消費者金融のことについて考えるときに避けて通れないのが多重債務者の問題です。多重債務者という文字をみて、皆様どんな印象をおもちになるでしょうか。多重債務者の定義は諸説あるのですが、5件以上の金融業者から融資を受けている、もしくは2つ以上の業者から多額の融資を受けて、借りては返し、借りては返しということを繰り返して返済が行き詰った人のことを示します。返済が行き詰ると焦って闇金融から借りたり、自己破産をして新しい融資を受けられなくなったりします。人数については一応統計がありますが、それは政府が把握している人数で実際は相当数の方が多重債務の問題を抱えていると言われています。

 

多重債務者の置かれている苦境の原因については政府が悪い、金融業が悪い、借りた当人が悪い等様々な言い分があるようです。ここで少し思考のヒントとなるお話をご紹介しましょう。

 

あるところに部下にお金相当額を貸している上司がいました。その部下のひとりがお金をどうしても返せないと懇願したので貸した上司は気の毒に思い、借金を帳消しにしてあげました。

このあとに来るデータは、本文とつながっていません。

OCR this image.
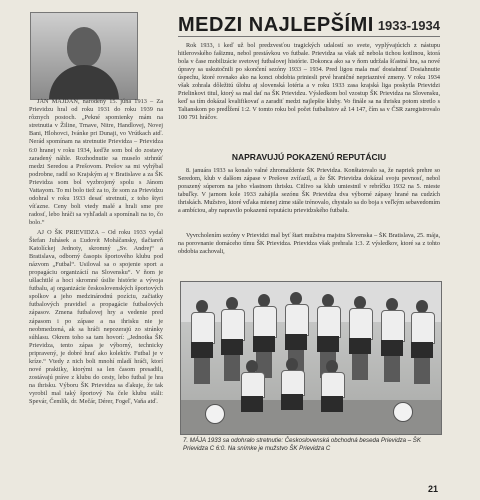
JÁN MAJDAN, narodený 15. júna 1913 – Za Prievidzu hral od roku 1931 do roku 1939 na rôznych postoch. „Pekné spomienky mám na stretnutia v Žiline, Trnave, Nitre, Handlovej, Novej Bani, Hlohovci, Ivánke pri Dunaji, vo Vrútkach atď. Nerád spomínam na stretnutie Prievidza – Prievidza 6:0 hranej v roku 1934, keďže som bol do zostavy zaradený náhle. Rozhodnutie sa muselo strhnúť medzi Seredou a Prešovom. Prešov sa mi vyhýbal podrobne, radil so Krajským aj v Bratislave a za ŠK Prievidza som bol vyzbrojený spolu s Jánom Vattayom. To mi bolo tiež za to, že som za Prievidzu odohral v roku 1933 desať stretnutí, z toho štyri víťazne. Ceny boli vtedy malé a hrali sme pre radosť, lebo hráči sa vyhľadali a spomínali na to, čo bolo.“

AJ O ŠK PRIEVIDZA – Od roku 1933 vydal Štefan Juhásek a Ľudovít Moháčansky, tlačiareň Katolíckej Jednoty, skromný „Sv. Andrej“ a Bratislava, odborný časopis športového klubu pod názvom „Futbal“. Usiloval sa o spojenie sport a propagáciu organizácií na Slovensku“. V ňom je ušlachtilé a hoci skromné úsilie histórie a vývoja futbalu, aj organizácie československých športových spolkov a jeho medzinárodnú pozíciu, začiatky futbalových pravidiel a propagácie futbalových zápasov. Zmena futbalovej hry a vedenie pred zápasom i po zápase a na ihrisku nie je neobmedzená, ak sa hráči nepozerajú zo stránky súhlasu. Okrem toho sa tam hovorí: „Jednotka ŠK Prievidza, tento zápas je výborný, technicky pripravený, je dobré hrať ako kolektív. Futbal je v kríze.“ Vtedy z nich boli mnohí mladí hráči, ktorí nové praktiky, ktorými sa len časom presadili, zostávajú práve z klubu do cesty, lebo futbal je hra na ihrisku. Výboru ŠK Prievidza sa ďakuje, že tak vyrobil mal taký športový Na čele klubu stáli: Spevár, Čemlík, dr. Mečár, Dérer, Fogeľ, Vaňa atď.

MEDZI NAJLEPŠÍMI 1933-1934

Rok 1933, i keď už bol predzvesťou tragických udalostí so svete, vyplývajúcich z nástupu hitlerovského fašizmu, nebol prestávkou vo futbale. Prievidza sa však už nebola tichou kotlinou, ktorá bola v čase mobilizácie svetovej futbalovej histórie. Dokonca ako sa v ňom udržala šťastná hra, sa nové úpravy sa uskutočnili po skončení sezóny 1933 – 1934. Pred ligou mala mať dosiahnuť Dosiahnutie úspechu, ktoré rovnako ako na konci obdobia priniesli prvé hraničné nepriaznivé zmeny. V roku 1934 však zohrala dôležitú úlohu aj slovenská lotéria a v roku 1933 zasa krajská liga poskytla Prievidzi Prielinkovi titul, ktorý sa mal dať na ŠK Prievidzu. Výsledkom bol vzostup ŠK Prievidza na Slovensku, keď sa tím dokázal kvalifikovať a zaradiť medzi najlepšie kluby. Vo finále sa na ihrisku potom stretlo s Talianskom po predĺžení 1:2. V tomto roku bol počet futbalistov až 14 147, čím sa v ČSR zaregistrovalo 100 791 hráčov.

NAPRAVUJÚ POKAZENÚ REPUTÁCIU

8. januára 1933 sa konalo valné zhromaždenie ŠK Prievidza. Konštatovalo sa, že napriek prehre so Seredom, klub v dalšom zápase v Prešove zvíťazil, a že ŠK Prievidza dokázal svoju pevnosť, nebol porazený súperom na jeho vlastnom ihrisku. Citlivo sa klub umiestnil v rebríčku 1932 na 5. mieste tabuľky. V jarnom kole 1933 zahájila sezónu ŠK Prievidza dva výborné zápasy hrané na cudzích ihriskách. Mužstvo, ktoré vďaka mienej zime stále trénovalo, chystalo sa do boja s veľkým sebavedomím a ambíciou, aby napravilo pokazenú reputáciu prievidzského futbalu.

Vyvrcholením sezóny v Prievidzi mal byť štart mužstva majstra Slovenska – ŠK Bratislava, 25. mája, na porovnanie domáceho tímu ŠK Prievidza. Prievidza však prehrala 1:3. Z výsledkov, ktoré sa z tohto obdobia zachovali,

7. MÁJA 1933 sa odohralo stretnutie: Československá obchodná beseda Prievidza – ŠK Prievidza C 6:0. Na snímke je mužstvo ŠK Prievidza C
21
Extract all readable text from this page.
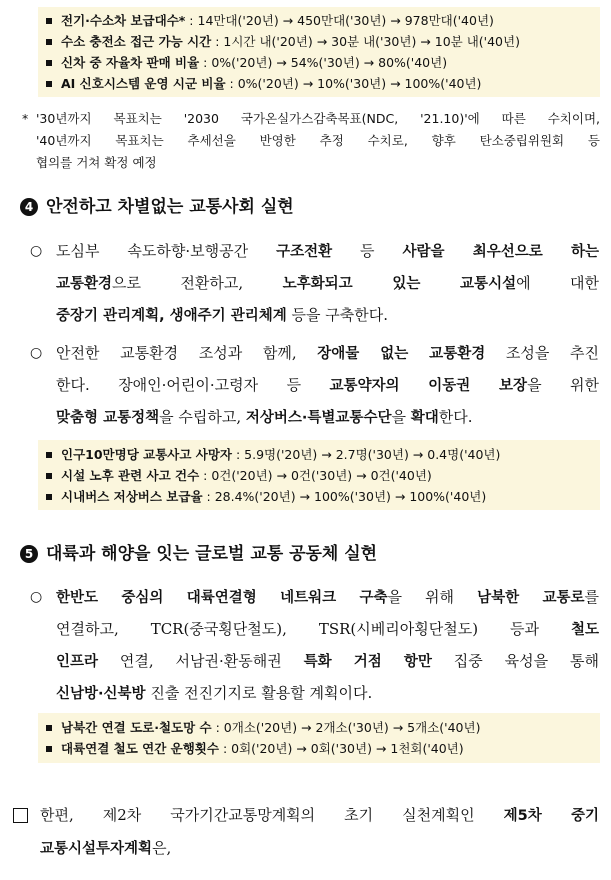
전기·수소차 보급대수* : 14만대('20년) → 450만대('30년) → 978만대('40년)
수소 충전소 접근 가능 시간 : 1시간 내('20년) → 30분 내('30년) → 10분 내('40년)
신차 중 자율차 판매 비율 : 0%('20년) → 54%('30년) → 80%('40년)
AI 신호시스템 운영 시군 비율 : 0%('20년) → 10%('30년) → 100%('40년)
* '30년까지 목표치는 '2030 국가온실가스감축목표(NDC, '21.10)'에 따른 수치이며,
'40년까지 목표치는 추세선을 반영한 추정 수치로, 향후 탄소중립위원회 등
협의를 거쳐 확정 예정
4 안전하고 차별없는 교통사회 실현
○ 도심부 속도하향·보행공간 구조전환 등 사람을 최우선으로 하는
교통환경으로 전환하고, 노후화되고 있는 교통시설에 대한
중장기 관리계획, 생애주기 관리체계 등을 구축한다.
○ 안전한 교통환경 조성과 함께, 장애물 없는 교통환경 조성을 추진
한다. 장애인·어린이·고령자 등 교통약자의 이동권 보장을 위한
맞춤형 교통정책을 수립하고, 저상버스·특별교통수단을 확대한다.
인구10만명당 교통사고 사망자 : 5.9명('20년) → 2.7명('30년) → 0.4명('40년)
시설 노후 관련 사고 건수 : 0건('20년) → 0건('30년) → 0건('40년)
시내버스 저상버스 보급율 : 28.4%('20년) → 100%('30년) → 100%('40년)
5 대륙과 해양을 잇는 글로벌 교통 공동체 실현
○ 한반도 중심의 대륙연결형 네트워크 구축을 위해 남북한 교통로를
연결하고, TCR(중국횡단철도), TSR(시베리아횡단철도) 등과 철도
인프라 연결, 서남권·환동해권 특화 거점 항만 집중 육성을 통해
신남방·신북방 진출 전진기지로 활용할 계획이다.
남북간 연결 도로·철도망 수 : 0개소('20년) → 2개소('30년) → 5개소('40년)
대륙연결 철도 연간 운행횟수 : 0회('20년) → 0회('30년) → 1천회('40년)
한편, 제2차 국가기간교통망계획의 초기 실천계획인 제5차 중기
교통시설투자계획은,
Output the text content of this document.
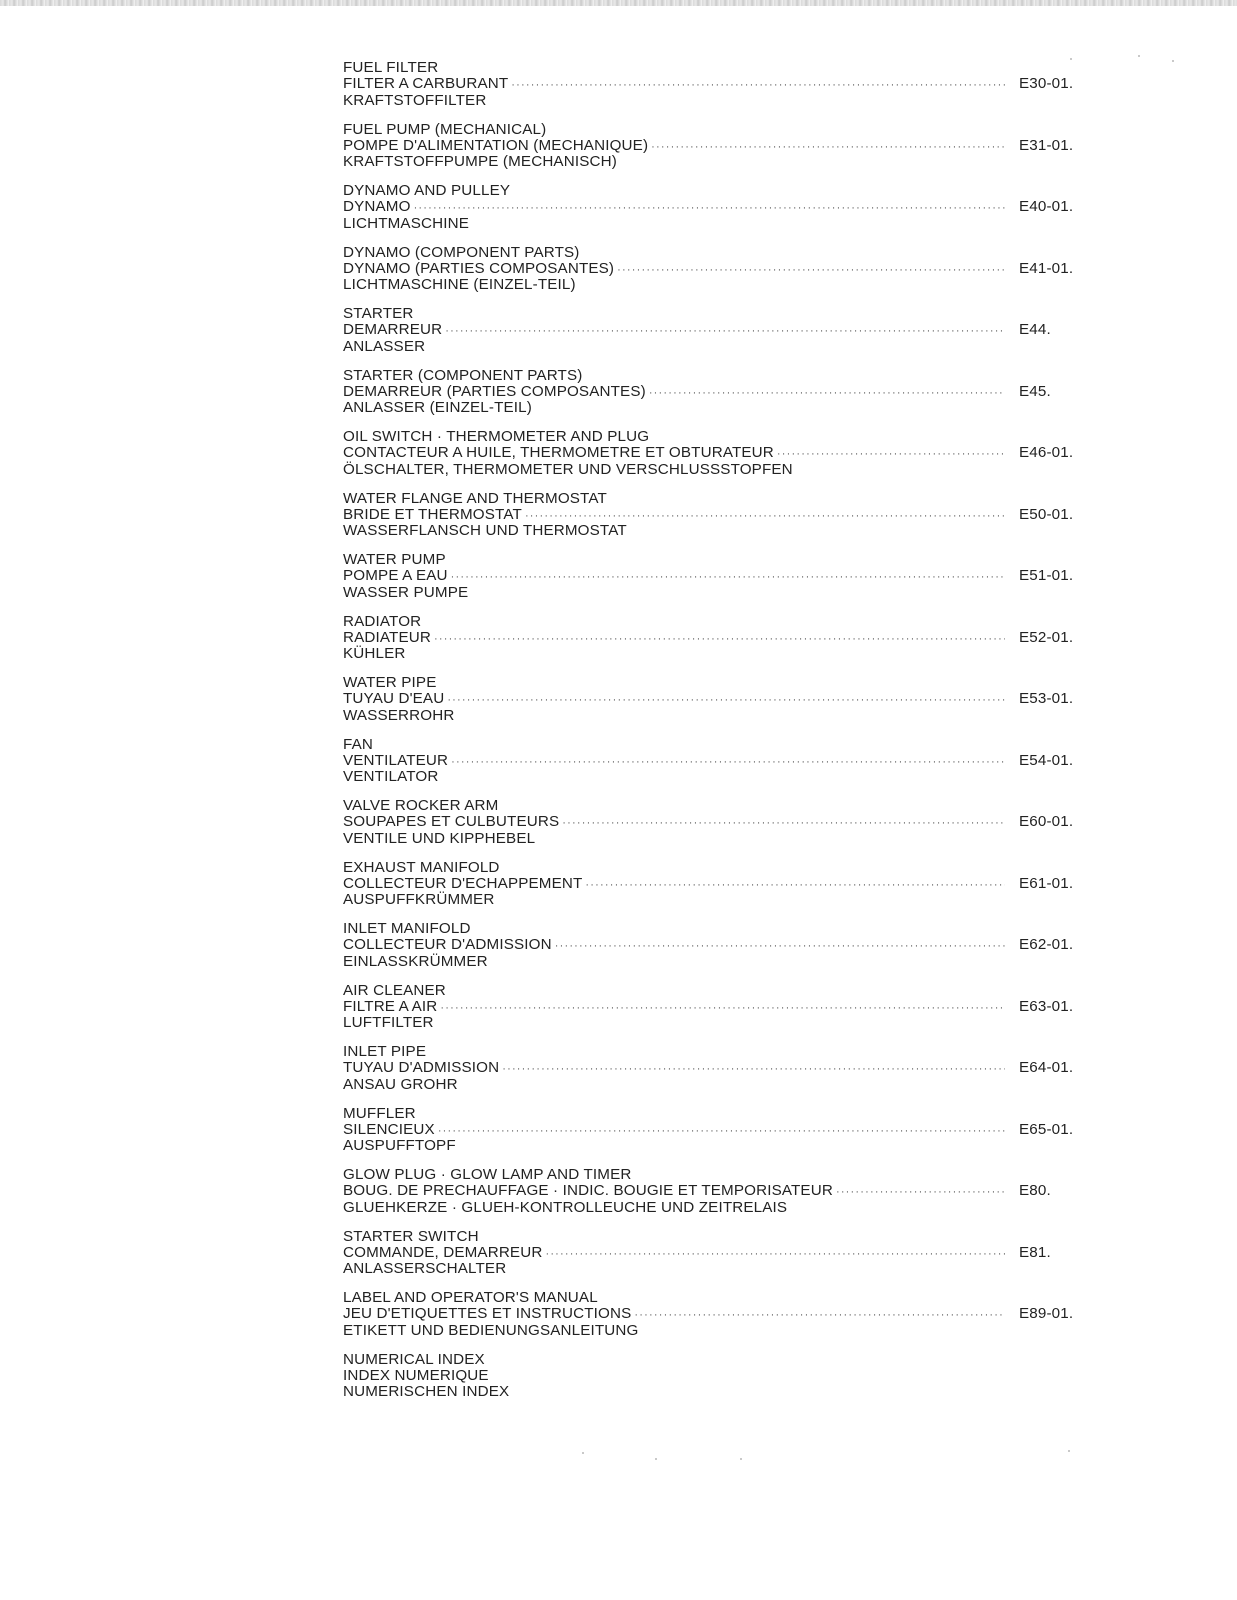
FUEL FILTER
FILTER A CARBURANT ·····	E30-01.
KRAFTSTOFFILTER
FUEL PUMP (MECHANICAL)
POMPE D'ALIMENTATION (MECHANIQUE) ·····	E31-01.
KRAFTSTOFFPUMPE (MECHANISCH)
DYNAMO AND PULLEY
DYNAMO ·····	E40-01.
LICHTMASCHINE
DYNAMO (COMPONENT PARTS)
DYNAMO (PARTIES COMPOSANTES) ·····	E41-01.
LICHTMASCHINE (EINZEL-TEIL)
STARTER
DEMARREUR ·····	E44.
ANLASSER
STARTER (COMPONENT PARTS)
DEMARREUR (PARTIES COMPOSANTES) ·····	E45.
ANLASSER (EINZEL-TEIL)
OIL SWITCH · THERMOMETER AND PLUG
CONTACTEUR A HUILE, THERMOMETRE ET OBTURATEUR ·····	E46-01.
ÖLSCHALTER, THERMOMETER UND VERSCHLUSSSTOPFEN
WATER FLANGE AND THERMOSTAT
BRIDE ET THERMOSTAT ·····	E50-01.
WASSERFLANSCH UND THERMOSTAT
WATER PUMP
POMPE A EAU ·····	E51-01.
WASSER PUMPE
RADIATOR
RADIATEUR ·····	E52-01.
KÜHLER
WATER PIPE
TUYAU D'EAU ·····	E53-01.
WASSERROHR
FAN
VENTILATEUR ·····	E54-01.
VENTILATOR
VALVE ROCKER ARM
SOUPAPES ET CULBUTEURS ·····	E60-01.
VENTILE UND KIPPHEBEL
EXHAUST MANIFOLD
COLLECTEUR D'ECHAPPEMENT ·····	E61-01.
AUSPUFFKRÜMMER
INLET MANIFOLD
COLLECTEUR D'ADMISSION ·····	E62-01.
EINLASSKRÜMMER
AIR CLEANER
FILTRE A AIR ·····	E63-01.
LUFTFILTER
INLET PIPE
TUYAU D'ADMISSION ·····	E64-01.
ANSAU GROHR
MUFFLER
SILENCIEUX ·····	E65-01.
AUSPUFFTOPF
GLOW PLUG · GLOW LAMP AND TIMER
BOUG. DE PRECHAUFFAGE · INDIC. BOUGIE ET TEMPORISATEUR ·····	E80.
GLUEHKERZE · GLUEH-KONTROLLEUCHE UND ZEITRELAIS
STARTER SWITCH
COMMANDE, DEMARREUR ·····	E81.
ANLASSERSCHALTER
LABEL AND OPERATOR'S MANUAL
JEU D'ETIQUETTES ET INSTRUCTIONS ·····	E89-01.
ETIKETT UND BEDIENUNGSANLEITUNG
NUMERICAL INDEX
INDEX NUMERIQUE
NUMERISCHEN INDEX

ところがその部下は自分が少額貸し付けた相手にお金を絶対に返せと迫り牢屋に入れてしまったのです。それを知った上司はその不寛容さに激怒して、仲間を牢屋に入れた部下を牢屋に入れました。これは本来「仲間を赦さない家来の例え」と言って新約聖書、マタイによる福音書の中に出てくる例えをアレンジしたものです。

 

実際にこういった借金苦が古代社会であったのではないかと言われています。聖書は聖典としての側面と同時に語りつがれた知恵の集合体でもあり、どんな問題の解決のヒントものっている資料でもあります。この物語の主題は「赦し」です。私達は国の借金を負う債務者でもあります。皆様も暇な時にご自分はどの立場にあるか考えてみて頂ければ幸いです。